A conceptual amendment was added just before the meeting that would enable local governments to use inclusionary zoning and rent controls as part of their affordable housing tool kit. Senator Ratti said the amendment came with a caveat.
“If I were a city council member and I was considering using one of these tools, the first thing I would want to do is hire a third party economist to come in and look at our market and understand what the intended impacts and the unintended impacts of these tools might be, but they are not appropriate at a statewide level because if we did something like say you would have inclusionary zoning across the jurisdictions in the state it may make sense in some markets and not make sense in other markets, so with this does is just put inclusionary zoning and rent control on the list of tools available to local government, but again, does not mandate anybody to use them. They are there at the closest to the neighborhood level where land-use planning decisions are made, so if those local governments choose to become a part of the solution that those tools are available to them.”

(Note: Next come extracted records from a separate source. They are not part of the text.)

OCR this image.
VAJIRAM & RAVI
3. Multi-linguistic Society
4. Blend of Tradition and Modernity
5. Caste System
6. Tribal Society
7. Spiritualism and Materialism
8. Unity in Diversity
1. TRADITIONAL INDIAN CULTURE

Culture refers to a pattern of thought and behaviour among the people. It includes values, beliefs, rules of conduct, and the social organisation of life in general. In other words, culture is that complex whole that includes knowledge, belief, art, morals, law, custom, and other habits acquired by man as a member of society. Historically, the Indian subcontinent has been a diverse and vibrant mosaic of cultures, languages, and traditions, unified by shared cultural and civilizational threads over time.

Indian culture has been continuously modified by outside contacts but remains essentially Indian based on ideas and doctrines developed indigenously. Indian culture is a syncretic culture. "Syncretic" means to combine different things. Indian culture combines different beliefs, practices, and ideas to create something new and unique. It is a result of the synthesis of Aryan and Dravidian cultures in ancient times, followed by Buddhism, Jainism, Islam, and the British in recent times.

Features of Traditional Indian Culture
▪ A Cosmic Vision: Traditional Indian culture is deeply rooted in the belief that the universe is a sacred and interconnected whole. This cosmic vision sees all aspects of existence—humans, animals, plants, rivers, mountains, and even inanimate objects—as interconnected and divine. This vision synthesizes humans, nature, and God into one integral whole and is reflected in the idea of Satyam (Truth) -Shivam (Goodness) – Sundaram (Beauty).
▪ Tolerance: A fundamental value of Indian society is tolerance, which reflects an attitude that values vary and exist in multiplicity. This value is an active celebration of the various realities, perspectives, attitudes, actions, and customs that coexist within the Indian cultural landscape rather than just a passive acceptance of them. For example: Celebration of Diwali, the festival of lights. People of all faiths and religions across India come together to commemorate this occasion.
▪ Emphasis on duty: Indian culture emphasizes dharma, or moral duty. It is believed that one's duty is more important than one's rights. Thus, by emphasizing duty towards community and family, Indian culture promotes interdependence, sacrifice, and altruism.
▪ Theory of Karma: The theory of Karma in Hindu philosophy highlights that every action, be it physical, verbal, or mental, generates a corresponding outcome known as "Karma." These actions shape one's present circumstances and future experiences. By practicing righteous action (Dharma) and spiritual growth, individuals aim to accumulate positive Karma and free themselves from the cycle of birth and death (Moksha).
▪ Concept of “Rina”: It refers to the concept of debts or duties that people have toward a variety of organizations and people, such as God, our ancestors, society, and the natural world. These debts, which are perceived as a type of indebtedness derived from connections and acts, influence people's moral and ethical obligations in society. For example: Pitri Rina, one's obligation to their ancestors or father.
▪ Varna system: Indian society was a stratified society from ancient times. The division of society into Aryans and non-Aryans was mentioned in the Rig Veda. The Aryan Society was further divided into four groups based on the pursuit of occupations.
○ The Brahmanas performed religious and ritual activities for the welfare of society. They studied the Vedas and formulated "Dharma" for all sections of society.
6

Support for the bill during the hearing was categorical, with one person offering neutral testimony. No one spoke against the measure. Supporters to offer testimony included the Nevada Rural Housing Commission; Nevada Builders Association; Washoe, Clark and Lyon counties; the cities of Reno, Las Vegas and North Las Vegas; the Nevada Association of Counties; the Food Bank of Northern Nevada; the Nevada Realtors Association; the Nevada State Apartment Association and several other agencies groups and individuals.

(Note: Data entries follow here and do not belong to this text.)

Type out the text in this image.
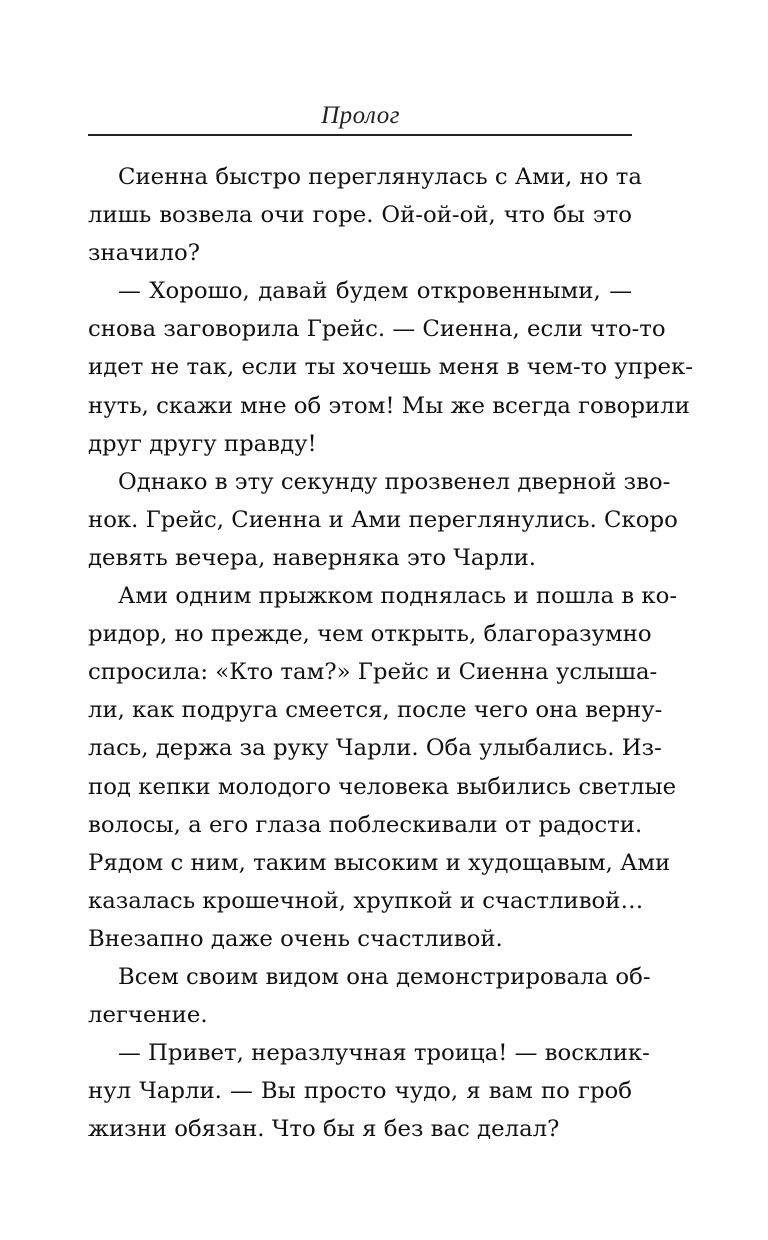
Пролог
Сиенна быстро переглянулась с Ами, но та
лишь возвела очи горе. Ой-ой-ой, что бы это
значило?
— Хорошо, давай будем откровенными, —
снова заговорила Грейс. — Сиенна, если что-то
идет не так, если ты хочешь меня в чем-то упрек-
нуть, скажи мне об этом! Мы же всегда говорили
друг другу правду!
Однако в эту секунду прозвенел дверной зво-
нок. Грейс, Сиенна и Ами переглянулись. Скоро
девять вечера, наверняка это Чарли.
Ами одним прыжком поднялась и пошла в ко-
ридор, но прежде, чем открыть, благоразумно
спросила: «Кто там?» Грейс и Сиенна услыша-
ли, как подруга смеется, после чего она верну-
лась, держа за руку Чарли. Оба улыбались. Из-
под кепки молодого человека выбились светлые
волосы, а его глаза поблескивали от радости.
Рядом с ним, таким высоким и худощавым, Ами
казалась крошечной, хрупкой и счастливой…
Внезапно даже очень счастливой.
Всем своим видом она демонстрировала об-
легчение.
— Привет, неразлучная троица! — восклик-
нул Чарли. — Вы просто чудо, я вам по гроб
жизни обязан. Что бы я без вас делал?
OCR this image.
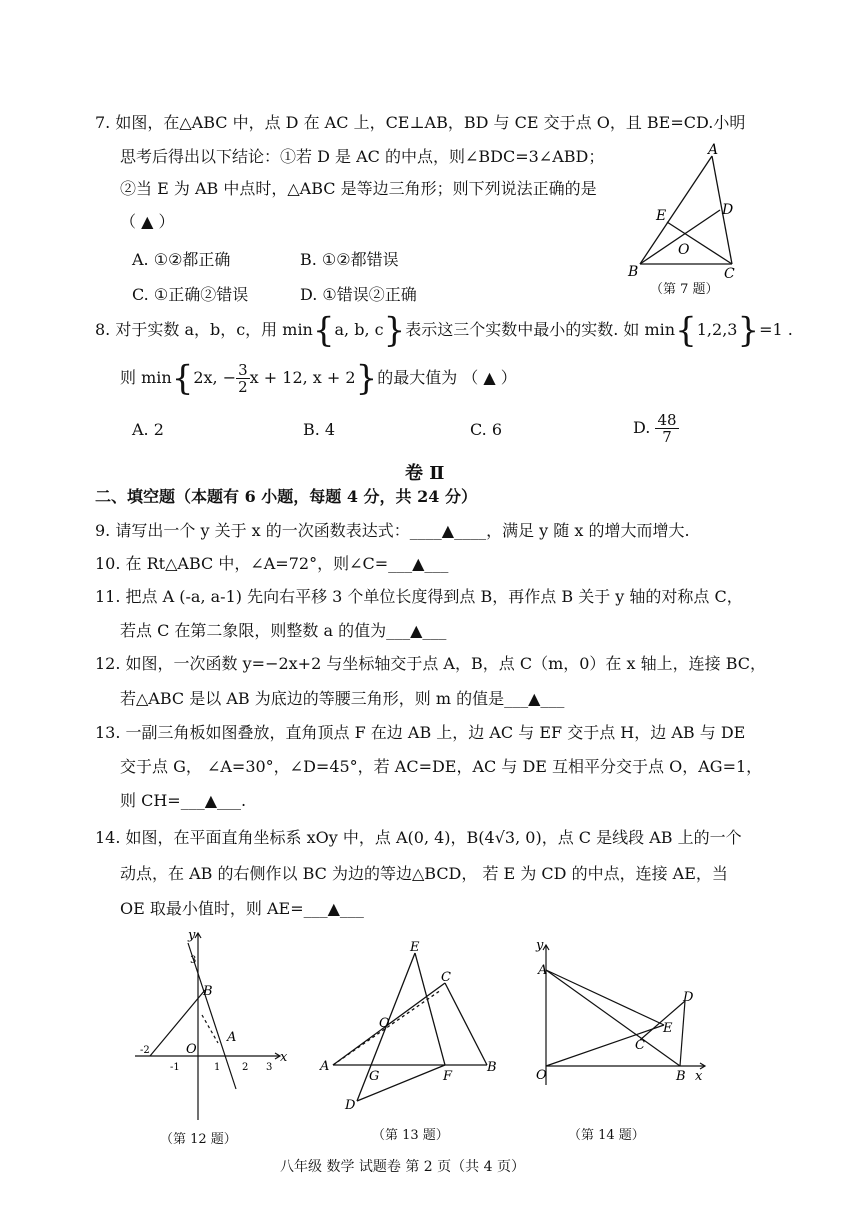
7. 如图，在△ABC 中，点 D 在 AC 上，CE⊥AB，BD 与 CE 交于点 O，且 BE=CD.小明
思考后得出以下结论：①若 D 是 AC 的中点，则∠BDC=3∠ABD；
②当 E 为 AB 中点时，△ABC 是等边三角形；则下列说法正确的是
（ ▲ ）
A. ①②都正确	B. ①②都错误
C. ①正确②错误	D. ①错误②正确
A
E	D
O
B	C
（第 7 题）
8. 对于实数 a，b，c，用 min{a, b, c}表示这三个实数中最小的实数. 如 min{1,2,3}=1 .
则 min{2x, − $\frac{3}{2}$ x + 12, x + 2}的最大值为 （ ▲ ）
A. 2	B. 4	C. 6	D. $\frac{48}{7}$
卷 Ⅱ
二、填空题（本题有 6 小题，每题 4 分，共 24 分）
9. 请写出一个 y 关于 x 的一次函数表达式：____▲____，满足 y 随 x 的增大而增大.
10. 在 Rt△ABC 中，∠A=72°，则∠C=___▲___
11. 把点 A (-a, a-1) 先向右平移 3 个单位长度得到点 B，再作点 B 关于 y 轴的对称点 C，
若点 C 在第二象限，则整数 a 的值为___▲___
12. 如图，一次函数 y=−2x+2 与坐标轴交于点 A，B，点 C（m，0）在 x 轴上，连接 BC，
若△ABC 是以 AB 为底边的等腰三角形，则 m 的值是___▲___
13. 一副三角板如图叠放，直角顶点 F 在边 AB 上，边 AC 与 EF 交于点 H，边 AB 与 DE
交于点 G， ∠A=30°，∠D=45°，若 AC=DE，AC 与 DE 互相平分交于点 O，AG=1，
则 CH=___▲___.
14. 如图，在平面直角坐标系 xOy 中，点 A(0, 4)，B(4√3, 0)，点 C 是线段 AB 上的一个
动点，在 AB 的右侧作以 BC 为边的等边△BCD， 若 E 为 CD 的中点，连接 AE，当
OE 取最小值时，则 AE=___▲___
y
x
B
A
O
3
1 2 3
-2
-1
（第 12 题）
E
C
O
A
G	F
B
D
（第 13 题）
y
A
D
E
C
O	B x
（第 14 题）
八年级 数学 试题卷 第 2 页（共 4 页）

One poignant story came from Erica Mineberry, a student of social work and a mother of three.
“I’ve never been wealthy but I’ve always been able to piece things together until 2018 of last year,” Mineberry said. “No matter what I did, no matter how many jobs I was working at minimum wage, I was unable to piece together this puzzle. That was impossible, and there were no resources available for me, so I had to make the painful decision to relinquish custody of my children to their father because I could not afford to put a roof over their heads.
“While that decisions has been nightmarish emotional turmoil for both me and my children. I know that I am still lucky because they had another safe place to go. Even if I wasn’t there to protect them or read them a goodnight story and tuck them in at night. If that resource wasn’t there, they’d be living in my car with me or we would be couchsurfing together.
“When I made that decision, I told myself it was only going to be 15 months until I graduate and be able to make a living wage. In just 15 months I’d be able to get my kids back, my mantra to get me through this dark time, but in 15 months I’ve seen the housing prices not so slowly creep up.
“As it stands now, when I graduate in May, even if I get the most competitive of wages for an entry level social worker, I will still not be able to afford housing for me and my children. This is my biggest fear,” continued Mineberry. “I’ve done everything I could do to get out of this situation and rise above my circumstances, but I am powerless to stop it. I support SB103 because we need more affordable housing and we need legitimate low income housing in this community I support SB103 because I need to be with my children, and my children need to be with me.”